Rossignol saupoudra le champignon légèrement brûlé de miel et de sel et le jeta dans sa bouche ;
– « Eh bien, c’était quand même délicieux. »
Voyant Anna mélanger avec habileté toutes sortes d’herbes et autres ingrédients, elle demanda curieuse : « Vous l’avez fait souvent ? »
– « Mettre des aliments à mariner, broyer de la farine… » je faisais souvent ces petits emplois. J’allais voir les nobles pour leur demander un travail saisonnier, j’aider à laver et à raser les moutons du voisin », J’ai cessé lorsque je suis allée au collège de Maître Karl. » Elle marqua une pause et poursuivit : « Lorsque ma mère est morte, mon père ne m’a plus permis d’aller à l’école. Je n’avais même plus le droit de quitter la maison. »
– « Je suis désolée… »
– « Tout cela n’a plus d’importance, c’est du passé maintenant », répondit Anna dont les yeux brillaient comme un lac sous un clair de lune. « J’ai beaucoup de chance, comparée aux autres sorcières. »
Sur la flamme, les champignons émincés émirent un grésillement. Elle saupoudra quelques grains de sel et les fit griller des deux côtés. Une odeur fraîche et parfumée leur parvint rapidement aux narines. La saveur lactée du beurre chauffé et celle, unique, des champignons Becs d’Oiseaux les fit saliver. Pour finir, elle les enroba de miel. Les champignons étaient prêts.

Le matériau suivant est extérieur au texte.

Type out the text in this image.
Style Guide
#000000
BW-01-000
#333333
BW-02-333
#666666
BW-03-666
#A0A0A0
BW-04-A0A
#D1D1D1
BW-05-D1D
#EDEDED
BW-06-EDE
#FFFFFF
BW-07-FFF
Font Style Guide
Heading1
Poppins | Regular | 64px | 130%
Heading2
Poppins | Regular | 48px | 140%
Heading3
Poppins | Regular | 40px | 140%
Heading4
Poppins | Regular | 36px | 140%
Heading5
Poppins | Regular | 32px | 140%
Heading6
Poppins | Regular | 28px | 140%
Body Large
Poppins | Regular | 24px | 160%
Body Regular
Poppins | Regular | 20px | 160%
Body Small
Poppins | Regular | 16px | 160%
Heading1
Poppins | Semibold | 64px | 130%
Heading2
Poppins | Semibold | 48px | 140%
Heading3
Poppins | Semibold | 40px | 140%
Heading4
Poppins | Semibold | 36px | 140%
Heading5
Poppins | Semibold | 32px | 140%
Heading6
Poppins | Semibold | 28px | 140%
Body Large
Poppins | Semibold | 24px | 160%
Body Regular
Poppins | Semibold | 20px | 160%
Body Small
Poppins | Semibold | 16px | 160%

Les deux femmes terminèrent également l’assaisonnement et la cuisson de leur ragout de champignons.
– « ça a l’air bon », dit Rossignol en dévorant un autre morceau. « Il s’avère que j’ai également un don pour la cuisine… Pff! À : mon avis, ce morceau était un peu salé. »
– « C’est l’heure », dit Anna en voyant par la fenêtre qu’il faisait nuit. « À mon avis, nous devrions les apporter maintenant à Son Altesse. »
– « Pouvez-vous lui apporter également le mien ? » demanda Rossignol en joignant les mains. – « S’il vous plaît. »
– « Vous ne m’accompagnez pas ? »
– « Je ne peux pas », répondit-elle en riant. « Je ne sais plus quelle attitude adopter face à lui. »
Anna fut surprise par cette réponse inattendue, mais avant même qu’elle n’ait pu lui demander des explications, Rossignol s’était volatilisée.
« Quelle importance de montrer telle ou telle expression, que je sourie ou que j’ai l’air triste, c’est normal. Son Altesse ne m’a jamais jugée lorsque je suis sortie de prison et que tous mes espoirs s’étaient réduits en poussière. Pourquoi cherche-t-elle à l’éviter ? »
Elle réfléchit un moment mais, ne parvenant pas à comprendre, elle secoua la tête, prit le plateau contenant la soupe et les champignons et se rendit au bureau.